Winkler Prins Encyclopedie

E. de Bruyne, G.B.J. Hiltermann en H.R. Hoetink (1947)

Gepubliceerd op 06-08-2022

Stikstofbinding

betekenis & definitie

noemt men het proces, waarbij door bepaalde organismen elementaire stikstof wordt opgenomen en gebruikt bij de opbouw der stikstofhoudende celbestanddelen (aminozuren enz.). Dit proces treft men slechts bij enkele organismen aan.

Enkele hiervan spelen het alleen klaar, andere daarentegen slechts in symbiose met een ander organisme. Van de niet-symbiotische stikstofbinders moet vooral genoemd worden de door Beyerinck ontdekte aerobe bacterie Azotobacter en de door Winogradsky ontdekte anaërobe Clostridium pasteurianum. Beide spelen in de kringloop van de stikstof (z kringlopen) een zeer belangrijke rol en zijn ook landbouwkundig van groot belang. Van meer theoretisch belang is de stikstofbinding bij sommige blauwe wieren (Nostoc spes.), bij de schimmel Phomes en bij sommige purperbacteriën.Het bekendste voorbeeld van de symbiontische stikstofbinding is de wortelknolletjessymbiose van de Leguminosen. Ook bij enkele andere planten komen stikstofbindende wortelknollen voor (els, duindoorn, gagel), doch hierover is veel minder bekend.

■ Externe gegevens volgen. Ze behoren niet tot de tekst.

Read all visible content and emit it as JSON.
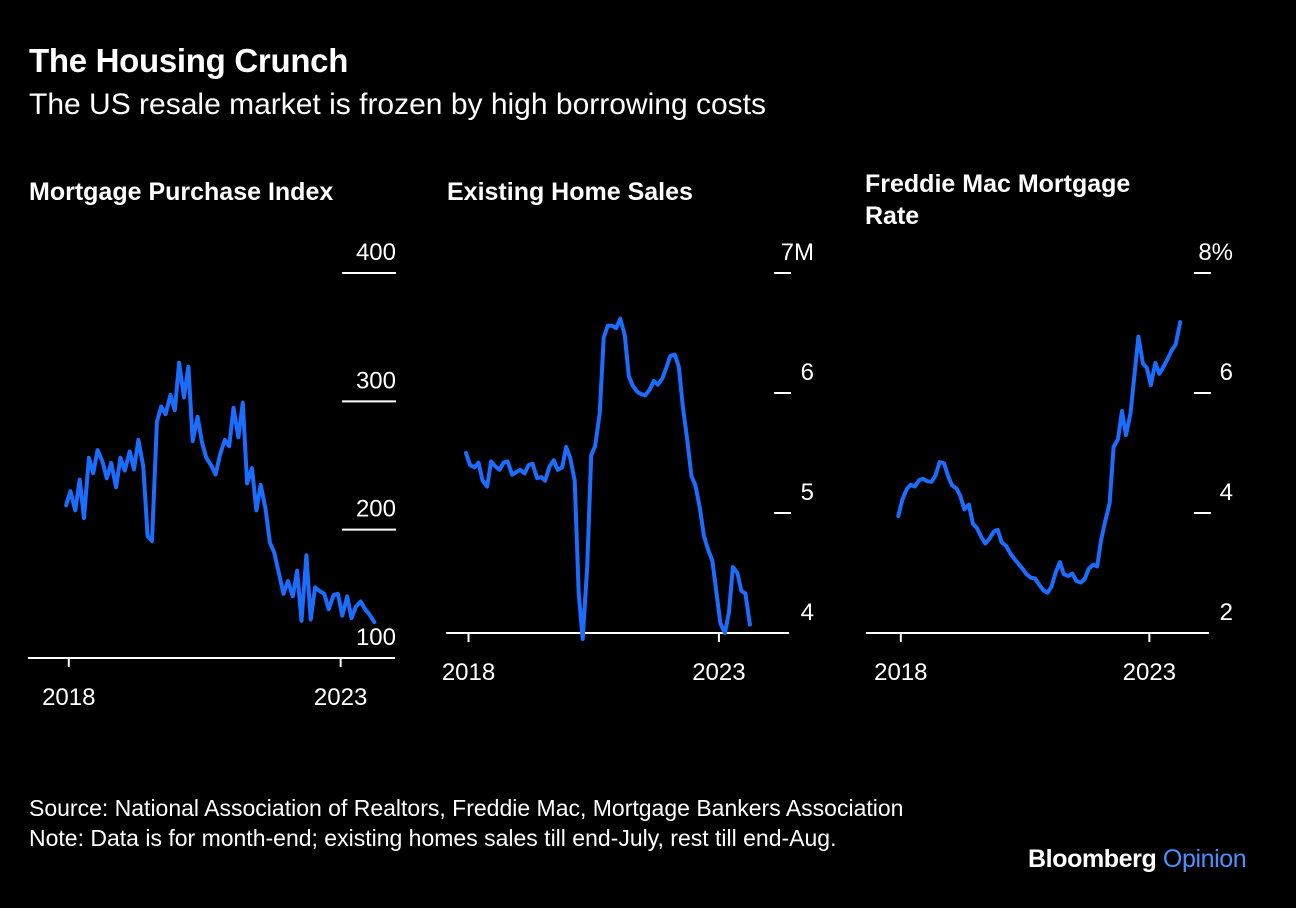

De wortelknolletjes der Leguminosen worden veroorzaakt door een bacterie, Rhizobium, die door Beyerinck het eerst is geïsoleerd en beschreven. Er zijn verschillende variëteiten (of soorten?) van bekend, waarbij het zo is, dat een bacterie, die uit een bepaalde gastheerplant geïsoleerd is, alleen planten van dezelfde of aanverwante soorten kan infecteren, doch bij andere Leguminosen geen knolletjes kan opwekken. Het bewijs, dat de symbiose noodzakelijk is om stikstofbinding te doen optreden is geleverd door Hellriegel en Willfahrt in 1888. Zij toonden nl. aan, dat deze planten alleen zonder toegevoegde stikstofverbindingen konden groeien (dus bij gebruikmaking van de elementaire luchtstikstof) wanneer ze knolletjes bezaten, zonder knolletjes hebben ze evengoed als andere planten een bemesting met stikstofhoudende verbindingen nodig.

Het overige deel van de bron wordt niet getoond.